Un autre comité interministériel beaucoup plus large travaille également depuis l'automne 2014 à l'élaboration de la position du gouvernement.

Ce groupe compte 11 membres d'autant de ministères, dont la Justice, les Affaires municipales, les Transports et l'Agriculture, l'Environnement et la Sécurité publique.

En novembre dernier, le premier ministre Philippe Couillard avait déclaré que l'absence de port pétrolier, dans le cadre du projet Énergie Est, allait compliquer l'évaluation de ses retombées économiques.

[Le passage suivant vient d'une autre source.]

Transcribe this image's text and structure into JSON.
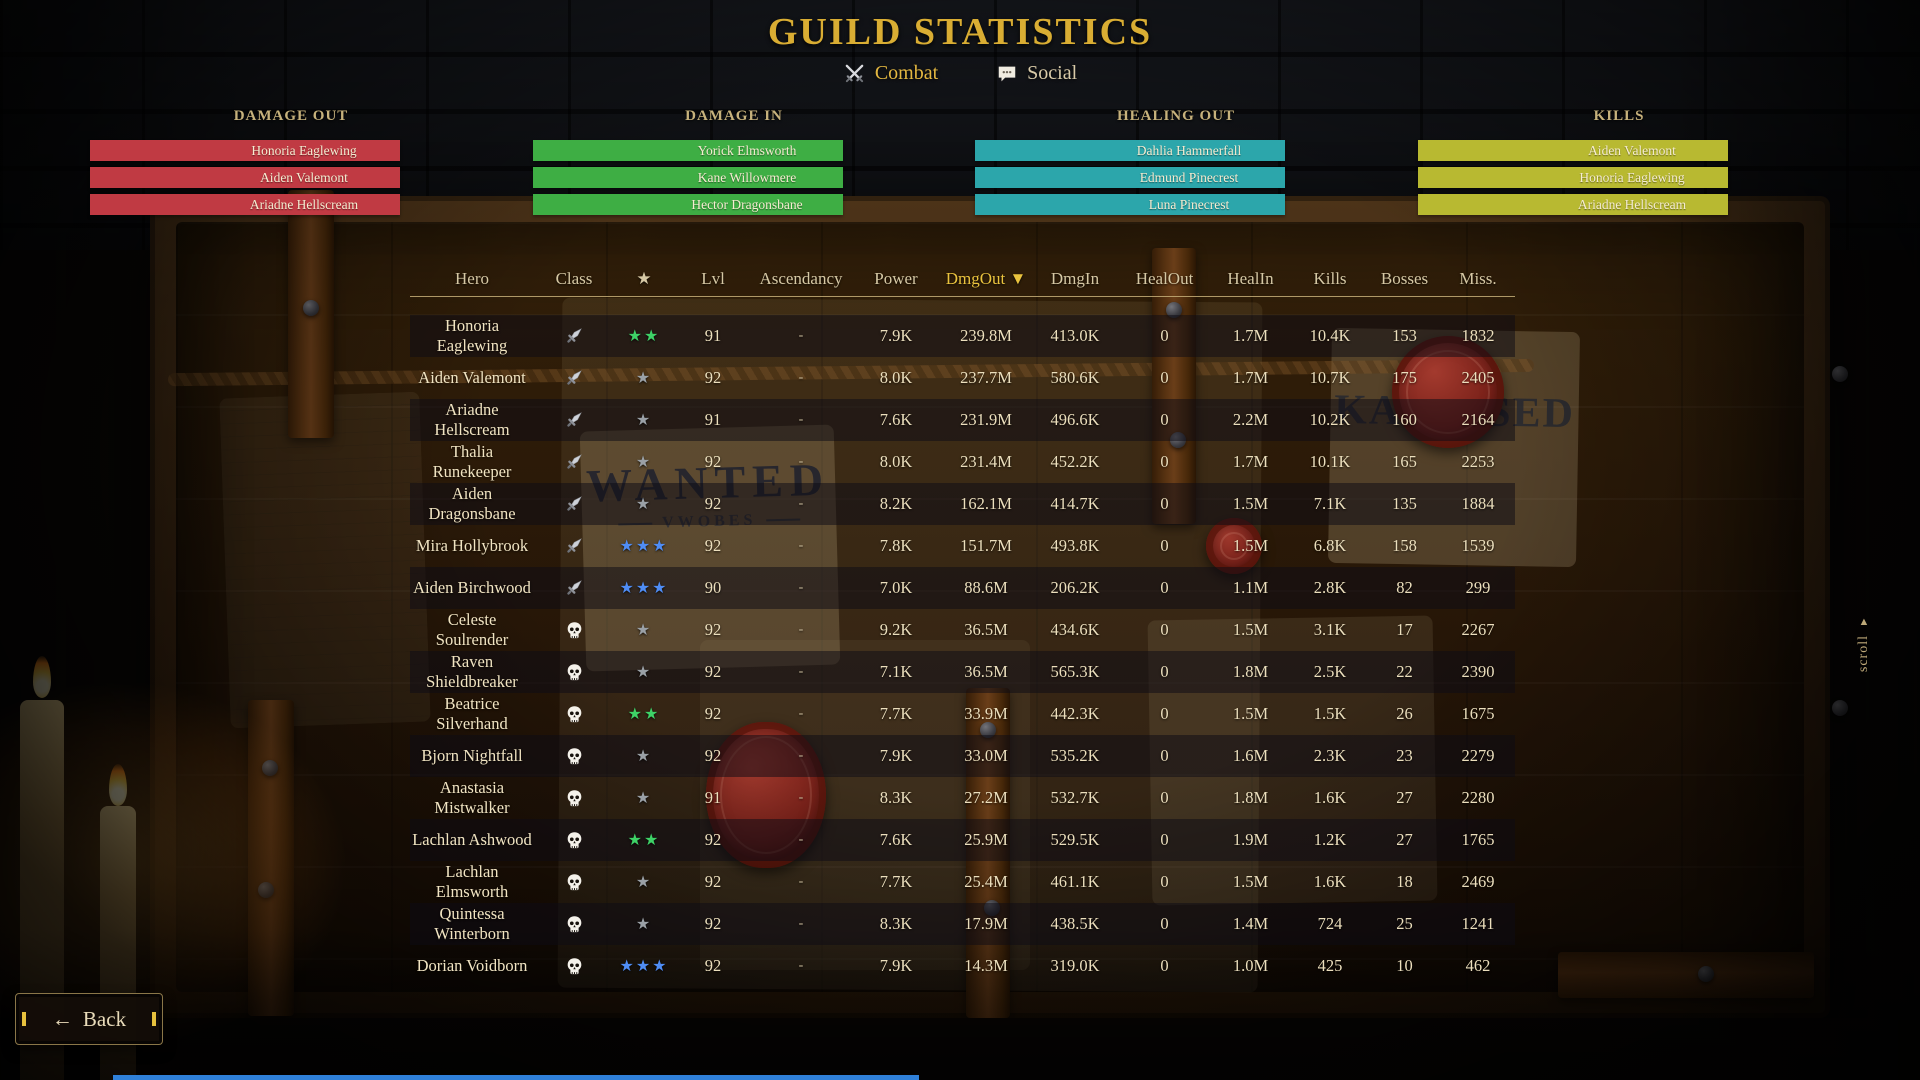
{
  "title": "GUILD STATISTICS",
  "tabs": [
    {
      "label": "Combat",
      "icon": "crossed-swords-icon",
      "active": true
    },
    {
      "label": "Social",
      "icon": "speech-bubble-icon",
      "active": false
    }
  ],
  "leaderboards": [
    {
      "title": "DAMAGE OUT",
      "color": "#c03a43",
      "entries": [
        "Honoria Eaglewing",
        "Aiden Valemont",
        "Ariadne Hellscream"
      ]
    },
    {
      "title": "DAMAGE IN",
      "color": "#3eae44",
      "entries": [
        "Yorick Elmsworth",
        "Kane Willowmere",
        "Hector Dragonsbane"
      ]
    },
    {
      "title": "HEALING OUT",
      "color": "#2ca6ab",
      "entries": [
        "Dahlia Hammerfall",
        "Edmund Pinecrest",
        "Luna Pinecrest"
      ]
    },
    {
      "title": "KILLS",
      "color": "#b8b931",
      "entries": [
        "Aiden Valemont",
        "Honoria Eaglewing",
        "Ariadne Hellscream"
      ]
    }
  ],
  "table": {
    "sort_indicator": "▼",
    "columns": [
      {
        "key": "hero",
        "label": "Hero",
        "sorted": false
      },
      {
        "key": "class",
        "label": "Class",
        "sorted": false
      },
      {
        "key": "stars",
        "label": "★",
        "sorted": false
      },
      {
        "key": "lvl",
        "label": "Lvl",
        "sorted": false
      },
      {
        "key": "ascendancy",
        "label": "Ascendancy",
        "sorted": false
      },
      {
        "key": "power",
        "label": "Power",
        "sorted": false
      },
      {
        "key": "dmg_out",
        "label": "DmgOut",
        "sorted": true
      },
      {
        "key": "dmg_in",
        "label": "DmgIn",
        "sorted": false
      },
      {
        "key": "heal_out",
        "label": "HealOut",
        "sorted": false
      },
      {
        "key": "heal_in",
        "label": "HealIn",
        "sorted": false
      },
      {
        "key": "kills",
        "label": "Kills",
        "sorted": false
      },
      {
        "key": "bosses",
        "label": "Bosses",
        "sorted": false
      },
      {
        "key": "miss",
        "label": "Miss.",
        "sorted": false
      }
    ],
    "rows": [
      {
        "hero": "Honoria Eaglewing",
        "class": "sword",
        "stars": 2,
        "star_color": "green",
        "lvl": "91",
        "ascendancy": "-",
        "power": "7.9K",
        "dmg_out": "239.8M",
        "dmg_in": "413.0K",
        "heal_out": "0",
        "heal_in": "1.7M",
        "kills": "10.4K",
        "bosses": "153",
        "miss": "1832"
      },
      {
        "hero": "Aiden Valemont",
        "class": "sword",
        "stars": 1,
        "star_color": "gray",
        "lvl": "92",
        "ascendancy": "-",
        "power": "8.0K",
        "dmg_out": "237.7M",
        "dmg_in": "580.6K",
        "heal_out": "0",
        "heal_in": "1.7M",
        "kills": "10.7K",
        "bosses": "175",
        "miss": "2405"
      },
      {
        "hero": "Ariadne Hellscream",
        "class": "sword",
        "stars": 1,
        "star_color": "gray",
        "lvl": "91",
        "ascendancy": "-",
        "power": "7.6K",
        "dmg_out": "231.9M",
        "dmg_in": "496.6K",
        "heal_out": "0",
        "heal_in": "2.2M",
        "kills": "10.2K",
        "bosses": "160",
        "miss": "2164"
      },
      {
        "hero": "Thalia Runekeeper",
        "class": "sword",
        "stars": 1,
        "star_color": "gray",
        "lvl": "92",
        "ascendancy": "-",
        "power": "8.0K",
        "dmg_out": "231.4M",
        "dmg_in": "452.2K",
        "heal_out": "0",
        "heal_in": "1.7M",
        "kills": "10.1K",
        "bosses": "165",
        "miss": "2253"
      },
      {
        "hero": "Aiden Dragonsbane",
        "class": "sword",
        "stars": 1,
        "star_color": "gray",
        "lvl": "92",
        "ascendancy": "-",
        "power": "8.2K",
        "dmg_out": "162.1M",
        "dmg_in": "414.7K",
        "heal_out": "0",
        "heal_in": "1.5M",
        "kills": "7.1K",
        "bosses": "135",
        "miss": "1884"
      },
      {
        "hero": "Mira Hollybrook",
        "class": "sword",
        "stars": 3,
        "star_color": "blue",
        "lvl": "92",
        "ascendancy": "-",
        "power": "7.8K",
        "dmg_out": "151.7M",
        "dmg_in": "493.8K",
        "heal_out": "0",
        "heal_in": "1.5M",
        "kills": "6.8K",
        "bosses": "158",
        "miss": "1539"
      },
      {
        "hero": "Aiden Birchwood",
        "class": "sword",
        "stars": 3,
        "star_color": "blue",
        "lvl": "90",
        "ascendancy": "-",
        "power": "7.0K",
        "dmg_out": "88.6M",
        "dmg_in": "206.2K",
        "heal_out": "0",
        "heal_in": "1.1M",
        "kills": "2.8K",
        "bosses": "82",
        "miss": "299"
      },
      {
        "hero": "Celeste Soulrender",
        "class": "skull",
        "stars": 1,
        "star_color": "gray",
        "lvl": "92",
        "ascendancy": "-",
        "power": "9.2K",
        "dmg_out": "36.5M",
        "dmg_in": "434.6K",
        "heal_out": "0",
        "heal_in": "1.5M",
        "kills": "3.1K",
        "bosses": "17",
        "miss": "2267"
      },
      {
        "hero": "Raven Shieldbreaker",
        "class": "skull",
        "stars": 1,
        "star_color": "gray",
        "lvl": "92",
        "ascendancy": "-",
        "power": "7.1K",
        "dmg_out": "36.5M",
        "dmg_in": "565.3K",
        "heal_out": "0",
        "heal_in": "1.8M",
        "kills": "2.5K",
        "bosses": "22",
        "miss": "2390"
      },
      {
        "hero": "Beatrice Silverhand",
        "class": "skull",
        "stars": 2,
        "star_color": "green",
        "lvl": "92",
        "ascendancy": "-",
        "power": "7.7K",
        "dmg_out": "33.9M",
        "dmg_in": "442.3K",
        "heal_out": "0",
        "heal_in": "1.5M",
        "kills": "1.5K",
        "bosses": "26",
        "miss": "1675"
      },
      {
        "hero": "Bjorn Nightfall",
        "class": "skull",
        "stars": 1,
        "star_color": "gray",
        "lvl": "92",
        "ascendancy": "-",
        "power": "7.9K",
        "dmg_out": "33.0M",
        "dmg_in": "535.2K",
        "heal_out": "0",
        "heal_in": "1.6M",
        "kills": "2.3K",
        "bosses": "23",
        "miss": "2279"
      },
      {
        "hero": "Anastasia Mistwalker",
        "class": "skull",
        "stars": 1,
        "star_color": "gray",
        "lvl": "91",
        "ascendancy": "-",
        "power": "8.3K",
        "dmg_out": "27.2M",
        "dmg_in": "532.7K",
        "heal_out": "0",
        "heal_in": "1.8M",
        "kills": "1.6K",
        "bosses": "27",
        "miss": "2280"
      },
      {
        "hero": "Lachlan Ashwood",
        "class": "skull",
        "stars": 2,
        "star_color": "green",
        "lvl": "92",
        "ascendancy": "-",
        "power": "7.6K",
        "dmg_out": "25.9M",
        "dmg_in": "529.5K",
        "heal_out": "0",
        "heal_in": "1.9M",
        "kills": "1.2K",
        "bosses": "27",
        "miss": "1765"
      },
      {
        "hero": "Lachlan Elmsworth",
        "class": "skull",
        "stars": 1,
        "star_color": "gray",
        "lvl": "92",
        "ascendancy": "-",
        "power": "7.7K",
        "dmg_out": "25.4M",
        "dmg_in": "461.1K",
        "heal_out": "0",
        "heal_in": "1.5M",
        "kills": "1.6K",
        "bosses": "18",
        "miss": "2469"
      },
      {
        "hero": "Quintessa Winterborn",
        "class": "skull",
        "stars": 1,
        "star_color": "gray",
        "lvl": "92",
        "ascendancy": "-",
        "power": "8.3K",
        "dmg_out": "17.9M",
        "dmg_in": "438.5K",
        "heal_out": "0",
        "heal_in": "1.4M",
        "kills": "724",
        "bosses": "25",
        "miss": "1241"
      },
      {
        "hero": "Dorian Voidborn",
        "class": "skull",
        "stars": 3,
        "star_color": "blue",
        "lvl": "92",
        "ascendancy": "-",
        "power": "7.9K",
        "dmg_out": "14.3M",
        "dmg_in": "319.0K",
        "heal_out": "0",
        "heal_in": "1.0M",
        "kills": "425",
        "bosses": "10",
        "miss": "462"
      }
    ]
  },
  "scroll_indicator": {
    "arrow": "▲",
    "label": "scroll"
  },
  "back_button": {
    "arrow": "←",
    "label": "Back"
  },
  "decor": {
    "wanted_poster": {
      "title": "WANTED",
      "subtitle": "VWOBES"
    },
    "torn_headline": {
      "left": "KA",
      "right": "SED"
    }
  },
  "colors": {
    "title_gold": "#d9ad33",
    "sorted_column": "#eac33e",
    "star_gray": "#9aa0a6",
    "star_green": "#3ed267",
    "star_blue": "#4f8df5",
    "bottom_strip_blue": "#2f80d9"
  }
}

M. Couillard avait alors affirmé que le Québec ne peut pas être une simple voie de passage pour l'entreprise, qui souhaite relier les gisements de pétrole de l'Ouest du Canada et des États-Unis au terminal pétrolier de Saint-Jean, au Nouveau-Brunswick.

La Presse Canadienne a rapporté en janvier dernier que le Québec n'a pas le pouvoir d'exiger une redevance sur le pétrole transporté par oléoduc sur son territoire.

Cette taxe, qui serait imposée aux exploitants d'un oléoduc ou des raffineries québécoises, contreviendrait à la Loi constitutionnelle de 1867, selon un avis gouvernemental produit il y a deux ans.

TransCanada souhaite obtenir les autorisations réglementaires pour construire un oléoduc de 4600 km qui transporterait environ 1,1 million de barils de pétrole brut par jour de l'Alberta, de la Saskatchewan et du Dakota du Nord.